WHAT HE DID NOT KNOW
was that after a time when he felt pleasure, his lips parted and his mouth widened. Sometimes a different sort of noise came from him; he drew in his breath with delight. At the sight of certain Creatures this could happen, especially if they made noises to him and touched his cheeks or chin. He learned that when he showed his pleasure first, they responded with such noises and touches. This also became knowledge. Whatever he could do or cause himself, by his own wish and effort, became knowledge and by instinct he used his knowledge. Thus instinct led him to the knowledge of persons. At first he was aware only of himself, his own pleasure, his own pain. Then he began to associate certain persons with his pleasure or his pain. First of all persons thus associated was his mother. He knew her first only instinctively and by pleasure. He fed at her breasts and this was his primary pleasure. Sucking, he gazed instinctively into her face until its features became part of the process of pleasure. Instinctively, as he learned to smile when he felt pleasure, he first smiled at her.

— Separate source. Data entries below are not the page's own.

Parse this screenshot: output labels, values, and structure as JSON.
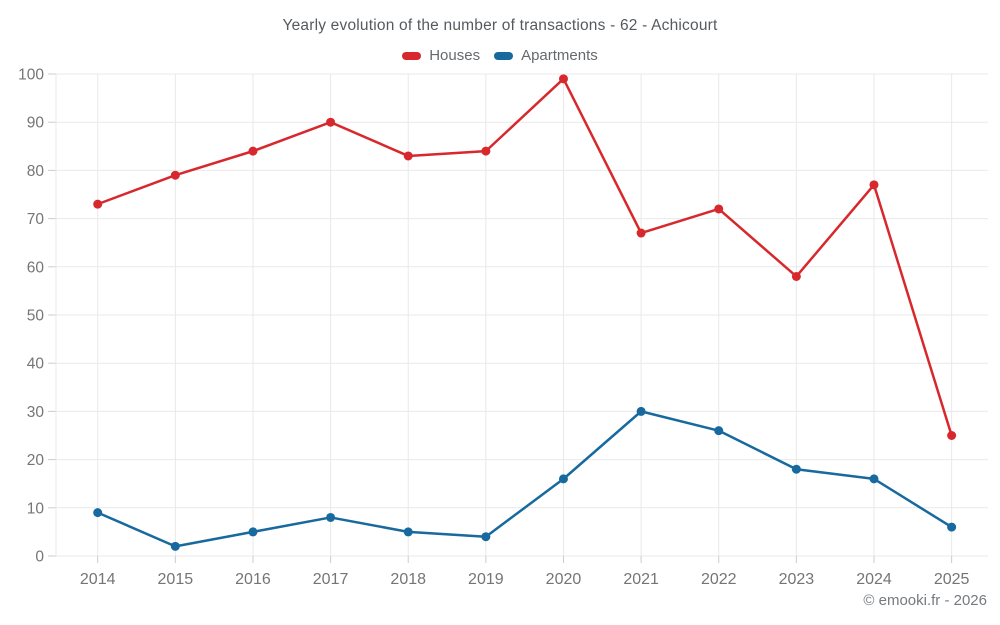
{
  "header": {
    "title": "Yearly evolution of the number of transactions - 62 - Achicourt"
  },
  "legend": [
    {
      "label": "Houses",
      "color": "#d7282d"
    },
    {
      "label": "Apartments",
      "color": "#17699e"
    }
  ],
  "footer": {
    "credit": "© emooki.fr - 2026"
  },
  "colors": {
    "houses": "#d7282d",
    "apartments": "#17699e",
    "grid": "#e9e9e9",
    "tick": "#cccccc",
    "axis_label": "#757575"
  },
  "chart_data": {
    "type": "line",
    "title": "Yearly evolution of the number of transactions - 62 - Achicourt",
    "categories": [
      "2014",
      "2015",
      "2016",
      "2017",
      "2018",
      "2019",
      "2020",
      "2021",
      "2022",
      "2023",
      "2024",
      "2025"
    ],
    "series": [
      {
        "name": "Houses",
        "color": "#d7282d",
        "values": [
          73,
          79,
          84,
          90,
          83,
          84,
          99,
          67,
          72,
          58,
          77,
          25
        ]
      },
      {
        "name": "Apartments",
        "color": "#17699e",
        "values": [
          9,
          2,
          5,
          8,
          5,
          4,
          16,
          30,
          26,
          18,
          16,
          6
        ]
      }
    ],
    "xlabel": "",
    "ylabel": "",
    "ylim": [
      0,
      100
    ],
    "ytick_step": 10,
    "grid": true,
    "legend_position": "top"
  }
}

Then one day he was shocked, even frightened, to discover that this pleasurable, pleasure-giving other could also inflict pain. He had been feeling an instinctive need for closing his jaws on something, for they were sore and feverish. When he had suckled enough to satisfy his hunger this day, he instinctively closed his jaws upon what was in his mouth. To his surprise she uttered a cry not unlike his own when he felt pain and at the same moment he again felt pain. It was on his cheek, a part of himself of which he had not yet been conscious. Instantly, by instinct, he burst into loud weeping, and he felt on his face something wet, like water. They were his first tears, and they were the result of a new sort of pain. It was not from his cheek, which was still stinging, but from a wound inside him which he could not define. It spread through his breast, an inner hurt. He suddenly felt alone and lost. This soft warm Creature who tended him day and night, who suckled him at her breasts and upon whom he was utterly dependent, had inflicted pain upon him! He had trusted her wholly, and now he could not trust her because she had hurt him! He felt separated, a being attached nowhere, and therefore lost. True, as he continued heartbroken, weeping, she gathered him into her arms, she rocked him to and fro, but he could not stop weeping. She thrust her nipple into his open mouth, offering him food again, the warm, sweet food that he always eagerly accepted, but he turned his head away and refused it. He cried until he no longer felt the inner pain and then he fell asleep.